If an (n is subscript) equals the number of subsets of S then an+1 (n+1 is subscript) = 2an (n is subscript)

Use this to prove by induction that an (n is subscript) = 2^n
• Jun 20th 2010, 12:24 PM
Plato
Quote:

Originally Posted by huntsty
Let S be a set with n elements. Show:
If an (n is subscript) equals the number of subsets of S then an+1 (n+1 is subscript) = 2an (n is subscript)

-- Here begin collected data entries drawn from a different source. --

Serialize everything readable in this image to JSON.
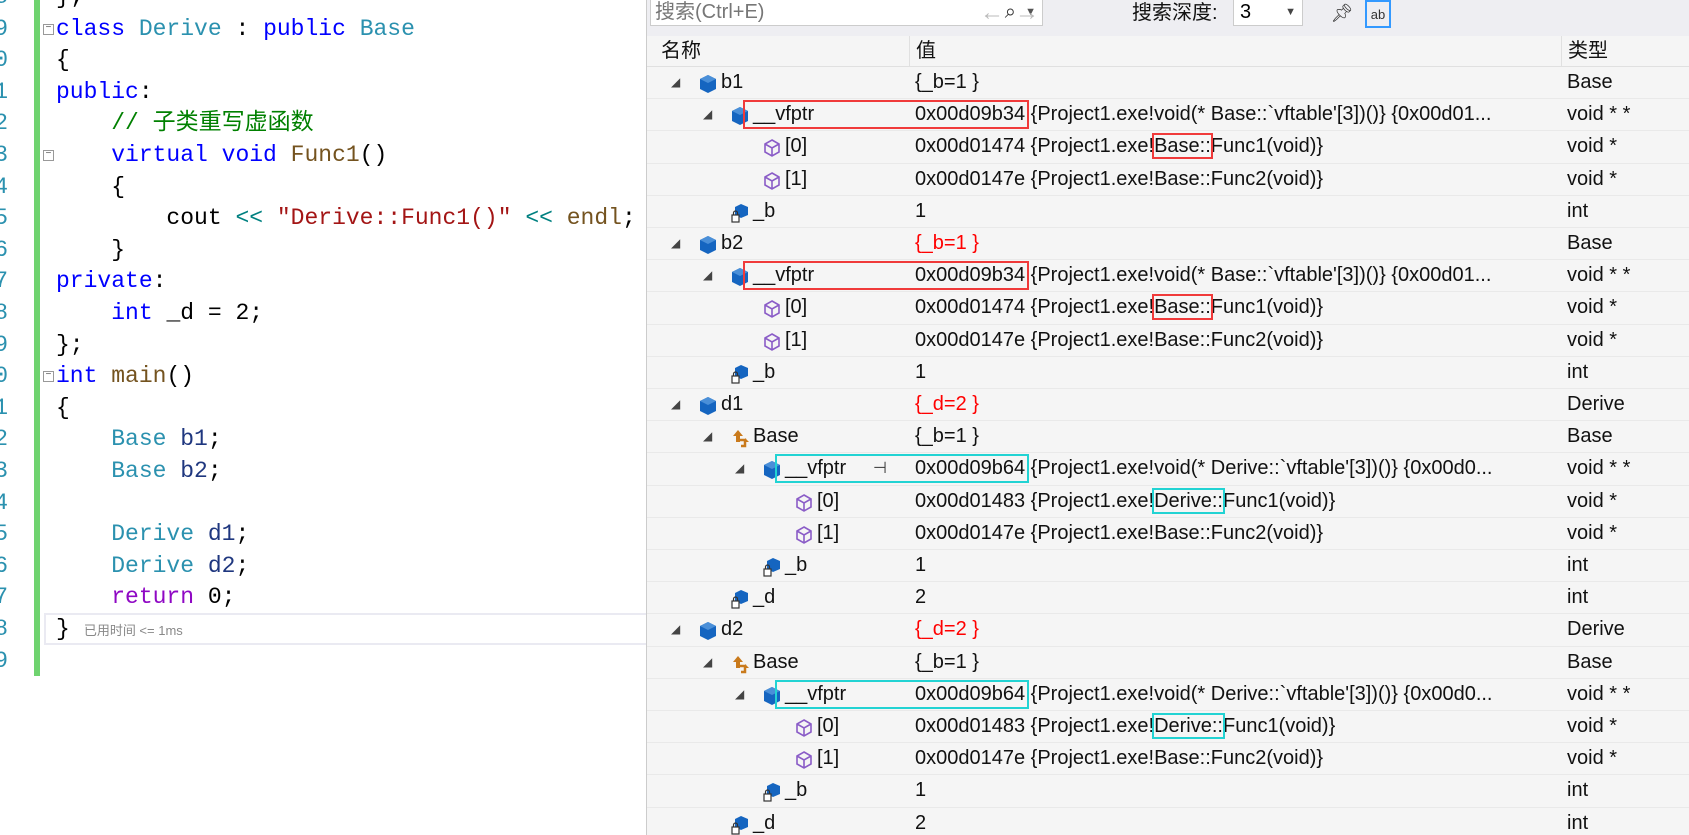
{
  "editor": {
    "line_numbers": [
      "8",
      "9",
      "0",
      "1",
      "2",
      "3",
      "4",
      "5",
      "6",
      "7",
      "8",
      "9",
      "0",
      "1",
      "2",
      "3",
      "4",
      "5",
      "6",
      "7",
      "8",
      "9"
    ],
    "fold_lines": [
      1,
      5,
      12
    ],
    "timing_hint": "已用时间 <= 1ms",
    "lines": [
      [
        [
          "pl",
          "};"
        ]
      ],
      [
        [
          "kw",
          "class "
        ],
        [
          "ty",
          "Derive"
        ],
        [
          "pl",
          " : "
        ],
        [
          "kw",
          "public "
        ],
        [
          "ty",
          "Base"
        ]
      ],
      [
        [
          "pl",
          "{"
        ]
      ],
      [
        [
          "kw",
          "public"
        ],
        [
          "pl",
          ":"
        ]
      ],
      [
        [
          "pl",
          "    "
        ],
        [
          "cm",
          "// 子类重写虚函数"
        ]
      ],
      [
        [
          "pl",
          "    "
        ],
        [
          "kw",
          "virtual void "
        ],
        [
          "fn",
          "Func1"
        ],
        [
          "pl",
          "()"
        ]
      ],
      [
        [
          "pl",
          "    {"
        ]
      ],
      [
        [
          "pl",
          "        cout "
        ],
        [
          "op",
          "<<"
        ],
        [
          "pl",
          " "
        ],
        [
          "st",
          "\"Derive::Func1()\""
        ],
        [
          "pl",
          " "
        ],
        [
          "op",
          "<<"
        ],
        [
          "pl",
          " "
        ],
        [
          "fn",
          "endl"
        ],
        [
          "pl",
          ";"
        ]
      ],
      [
        [
          "pl",
          "    }"
        ]
      ],
      [
        [
          "kw",
          "private"
        ],
        [
          "pl",
          ":"
        ]
      ],
      [
        [
          "pl",
          "    "
        ],
        [
          "kw",
          "int "
        ],
        [
          "pl",
          "_d = 2;"
        ]
      ],
      [
        [
          "pl",
          "};"
        ]
      ],
      [
        [
          "kw",
          "int "
        ],
        [
          "fn",
          "main"
        ],
        [
          "pl",
          "()"
        ]
      ],
      [
        [
          "pl",
          "{"
        ]
      ],
      [
        [
          "pl",
          "    "
        ],
        [
          "ty",
          "Base "
        ],
        [
          "va",
          "b1"
        ],
        [
          "pl",
          ";"
        ]
      ],
      [
        [
          "pl",
          "    "
        ],
        [
          "ty",
          "Base "
        ],
        [
          "va",
          "b2"
        ],
        [
          "pl",
          ";"
        ]
      ],
      [],
      [
        [
          "pl",
          "    "
        ],
        [
          "ty",
          "Derive "
        ],
        [
          "va",
          "d1"
        ],
        [
          "pl",
          ";"
        ]
      ],
      [
        [
          "pl",
          "    "
        ],
        [
          "ty",
          "Derive "
        ],
        [
          "va",
          "d2"
        ],
        [
          "pl",
          ";"
        ]
      ],
      [
        [
          "pl",
          "    "
        ],
        [
          "rt",
          "return "
        ],
        [
          "pl",
          "0;"
        ]
      ],
      [
        [
          "pl",
          "}"
        ]
      ],
      []
    ]
  },
  "toolbar": {
    "search_placeholder": "搜索(Ctrl+E)",
    "search_icon": "search-icon",
    "back_icon": "←",
    "forward_icon": "→",
    "depth_label": "搜索深度:",
    "depth_value": "3"
  },
  "columns": {
    "name": "名称",
    "value": "值",
    "type": "类型"
  },
  "colors": {
    "red_box": "#f03a3a",
    "cyan_box": "#22d3d3",
    "changed_value": "#ff0000"
  },
  "rows": [
    {
      "level": 0,
      "expand": true,
      "icon": "object",
      "name": "b1",
      "value": "{_b=1 }",
      "type": "Base"
    },
    {
      "level": 1,
      "expand": true,
      "icon": "object",
      "name": "__vfptr",
      "addr": "0x00d09b34",
      "rest": " {Project1.exe!void(* Base::`vftable'[3])()} {0x00d01...",
      "type": "void * *",
      "box": "red"
    },
    {
      "level": 2,
      "expand": false,
      "icon": "function",
      "name": "[0]",
      "addr": "0x00d01474",
      "pre": " {Project1.exe!",
      "mark": "Base::",
      "post": "Func1(void)}",
      "type": "void *",
      "mark_color": "red"
    },
    {
      "level": 2,
      "expand": false,
      "icon": "function",
      "name": "[1]",
      "value": "0x00d0147e {Project1.exe!Base::Func2(void)}",
      "type": "void *"
    },
    {
      "level": 1,
      "expand": false,
      "icon": "private-field",
      "name": "_b",
      "value": "1",
      "type": "int"
    },
    {
      "level": 0,
      "expand": true,
      "icon": "object",
      "name": "b2",
      "value": "{_b=1 }",
      "type": "Base",
      "changed": true
    },
    {
      "level": 1,
      "expand": true,
      "icon": "object",
      "name": "__vfptr",
      "addr": "0x00d09b34",
      "rest": " {Project1.exe!void(* Base::`vftable'[3])()} {0x00d01...",
      "type": "void * *",
      "box": "red"
    },
    {
      "level": 2,
      "expand": false,
      "icon": "function",
      "name": "[0]",
      "addr": "0x00d01474",
      "pre": " {Project1.exe!",
      "mark": "Base::",
      "post": "Func1(void)}",
      "type": "void *",
      "mark_color": "red"
    },
    {
      "level": 2,
      "expand": false,
      "icon": "function",
      "name": "[1]",
      "value": "0x00d0147e {Project1.exe!Base::Func2(void)}",
      "type": "void *"
    },
    {
      "level": 1,
      "expand": false,
      "icon": "private-field",
      "name": "_b",
      "value": "1",
      "type": "int"
    },
    {
      "level": 0,
      "expand": true,
      "icon": "object",
      "name": "d1",
      "value": "{_d=2 }",
      "type": "Derive",
      "changed": true
    },
    {
      "level": 1,
      "expand": true,
      "icon": "base-class",
      "name": "Base",
      "value": "{_b=1 }",
      "type": "Base"
    },
    {
      "level": 2,
      "expand": true,
      "icon": "object",
      "name": "__vfptr",
      "addr": "0x00d09b64",
      "rest": " {Project1.exe!void(* Derive::`vftable'[3])()} {0x00d0...",
      "type": "void * *",
      "box": "cyan",
      "pin": true
    },
    {
      "level": 3,
      "expand": false,
      "icon": "function",
      "name": "[0]",
      "addr": "0x00d01483",
      "pre": " {Project1.exe!",
      "mark": "Derive::",
      "post": "Func1(void)}",
      "type": "void *",
      "mark_color": "cyan"
    },
    {
      "level": 3,
      "expand": false,
      "icon": "function",
      "name": "[1]",
      "value": "0x00d0147e {Project1.exe!Base::Func2(void)}",
      "type": "void *"
    },
    {
      "level": 2,
      "expand": false,
      "icon": "private-field",
      "name": "_b",
      "value": "1",
      "type": "int"
    },
    {
      "level": 1,
      "expand": false,
      "icon": "private-field",
      "name": "_d",
      "value": "2",
      "type": "int"
    },
    {
      "level": 0,
      "expand": true,
      "icon": "object",
      "name": "d2",
      "value": "{_d=2 }",
      "type": "Derive",
      "changed": true
    },
    {
      "level": 1,
      "expand": true,
      "icon": "base-class",
      "name": "Base",
      "value": "{_b=1 }",
      "type": "Base"
    },
    {
      "level": 2,
      "expand": true,
      "icon": "object",
      "name": "__vfptr",
      "addr": "0x00d09b64",
      "rest": " {Project1.exe!void(* Derive::`vftable'[3])()} {0x00d0...",
      "type": "void * *",
      "box": "cyan"
    },
    {
      "level": 3,
      "expand": false,
      "icon": "function",
      "name": "[0]",
      "addr": "0x00d01483",
      "pre": " {Project1.exe!",
      "mark": "Derive::",
      "post": "Func1(void)}",
      "type": "void *",
      "mark_color": "cyan"
    },
    {
      "level": 3,
      "expand": false,
      "icon": "function",
      "name": "[1]",
      "value": "0x00d0147e {Project1.exe!Base::Func2(void)}",
      "type": "void *"
    },
    {
      "level": 2,
      "expand": false,
      "icon": "private-field",
      "name": "_b",
      "value": "1",
      "type": "int"
    },
    {
      "level": 1,
      "expand": false,
      "icon": "private-field",
      "name": "_d",
      "value": "2",
      "type": "int"
    }
  ]
}
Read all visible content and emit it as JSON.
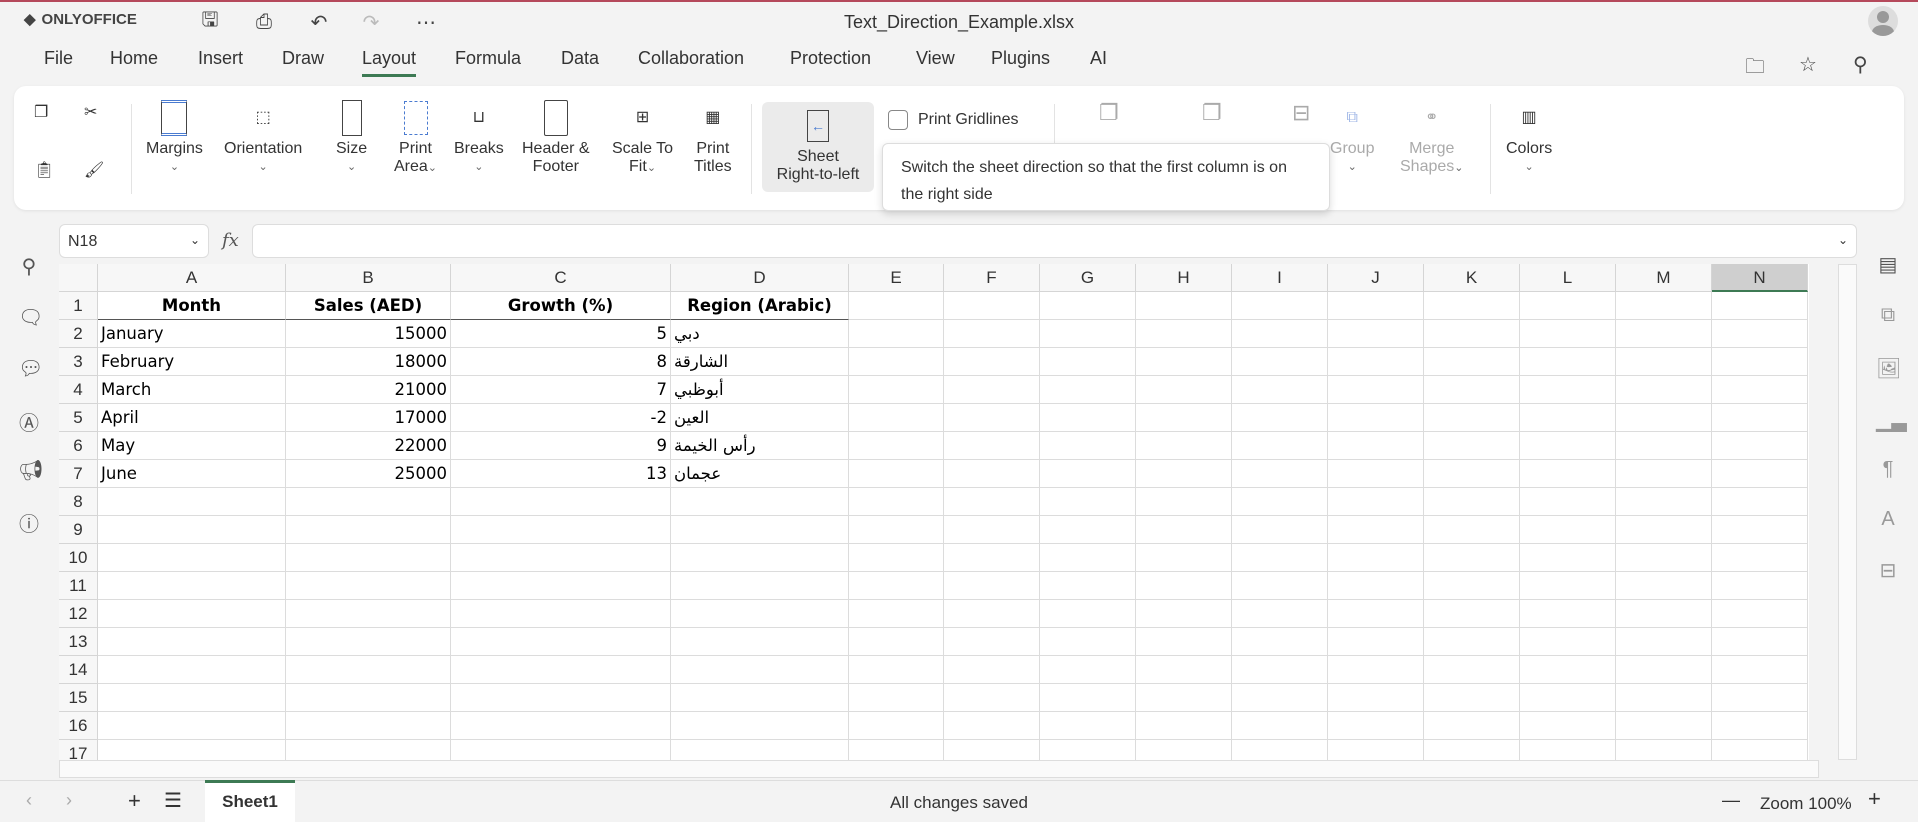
{
  "app": {
    "logo": "ONLYOFFICE",
    "title": "Text_Direction_Example.xlsx"
  },
  "menu": [
    "File",
    "Home",
    "Insert",
    "Draw",
    "Layout",
    "Formula",
    "Data",
    "Collaboration",
    "Protection",
    "View",
    "Plugins",
    "AI"
  ],
  "active_menu": "Layout",
  "ribbon": {
    "margins": "Margins",
    "orientation": "Orientation",
    "size": "Size",
    "print_area_1": "Print",
    "print_area_2": "Area",
    "breaks": "Breaks",
    "header_1": "Header &",
    "header_2": "Footer",
    "scale_1": "Scale To",
    "scale_2": "Fit",
    "titles_1": "Print",
    "titles_2": "Titles",
    "rtl_1": "Sheet",
    "rtl_2": "Right-to-left",
    "gridlines": "Print Gridlines",
    "group": "Group",
    "merge_1": "Merge",
    "merge_2": "Shapes",
    "colors": "Colors"
  },
  "tooltip": "Switch the sheet direction so that the first column is on the right side",
  "namebox": "N18",
  "fx": "fx",
  "columns": [
    "A",
    "B",
    "C",
    "D",
    "E",
    "F",
    "G",
    "H",
    "I",
    "J",
    "K",
    "L",
    "M",
    "N"
  ],
  "selected_column": "N",
  "rows": [
    [
      "Month",
      "Sales (AED)",
      "Growth (%)",
      "Region (Arabic)"
    ],
    [
      "January",
      "15000",
      "5",
      "دبي"
    ],
    [
      "February",
      "18000",
      "8",
      "الشارقة"
    ],
    [
      "March",
      "21000",
      "7",
      "أبوظبي"
    ],
    [
      "April",
      "17000",
      "-2",
      "العين"
    ],
    [
      "May",
      "22000",
      "9",
      "رأس الخيمة"
    ],
    [
      "June",
      "25000",
      "13",
      "عجمان"
    ]
  ],
  "row_count": 17,
  "sheet_tab": "Sheet1",
  "status": "All changes saved",
  "zoom": "Zoom 100%",
  "accent": "#3d7a54"
}
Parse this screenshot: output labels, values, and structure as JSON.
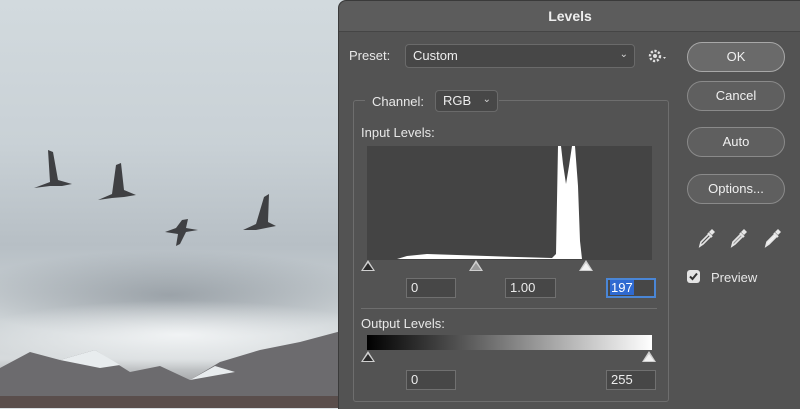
{
  "dialog": {
    "title": "Levels"
  },
  "preset": {
    "label": "Preset:",
    "value": "Custom",
    "menu_icon": "gear-icon"
  },
  "channel": {
    "label": "Channel:",
    "value": "RGB"
  },
  "input_levels": {
    "label": "Input Levels:",
    "black": "0",
    "gamma": "1.00",
    "white": "197"
  },
  "output_levels": {
    "label": "Output Levels:",
    "black": "0",
    "white": "255"
  },
  "buttons": {
    "ok": "OK",
    "cancel": "Cancel",
    "auto": "Auto",
    "options": "Options..."
  },
  "eyedroppers": [
    "black-eyedropper-icon",
    "gray-eyedropper-icon",
    "white-eyedropper-icon"
  ],
  "preview": {
    "label": "Preview",
    "checked": true
  }
}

What you want to show that if \$\displaystyle 2^n\$ is the number of subsets of \$\displaystyle \{1,2,3,\cdots,n\}\$;
then \$\displaystyle 2^{n+1}\$ is the number of subsets of \$\displaystyle \{1,2,3,\cdots,n,n+1\}\$.
Think \$\displaystyle \{1,2,3,\cdots,n,n+1\}=\{1,2,3,\cdots,n\}\cup\{n+1 \}\$.
Any subset of \$\displaystyle \{1,2,3,\cdots,n\}\$ is also a subset of \$\displaystyle \{1,2,3,\cdots,n+1\}\$.
Take anyone of those and add \$\displaystyle n+1\$ to it to get a different subset of \$\displaystyle \{1,2,3,\cdots,n+1\}\$.
• Jun 20th 2010, 12:53 PM
huntsty
thank you, very helpful for understanding. I just don't know how to symbolically show this. Will i need to introduce a new random variable in my proof?
• Jun 20th 2010, 01:03 PM
Plato
Quote:

Originally Posted by huntsty
thank you, very helpful for understanding. I just don't know how to symbolically show this. Will i need to introduce a new random variable in my proof?

It comes down to this \$\displaystyle 2^n+2^n=2^?\$
• Jun 21st 2010, 11:02 AM
HallsofIvy
If S contains n+ 1 members, choose one of them and call it "a". Removing that from S leaves you with set T that has n members and so, a(n) members.

Now note that every member of S either contains "a" or it doesn't. If it doesn't, it is one of the a(n) subsets of T. If it does, then it is one of the subsets of T with "a" added- there are still a(n) such subsets. Together there are a(n)+ a(n)= 2a(n) subsets of S.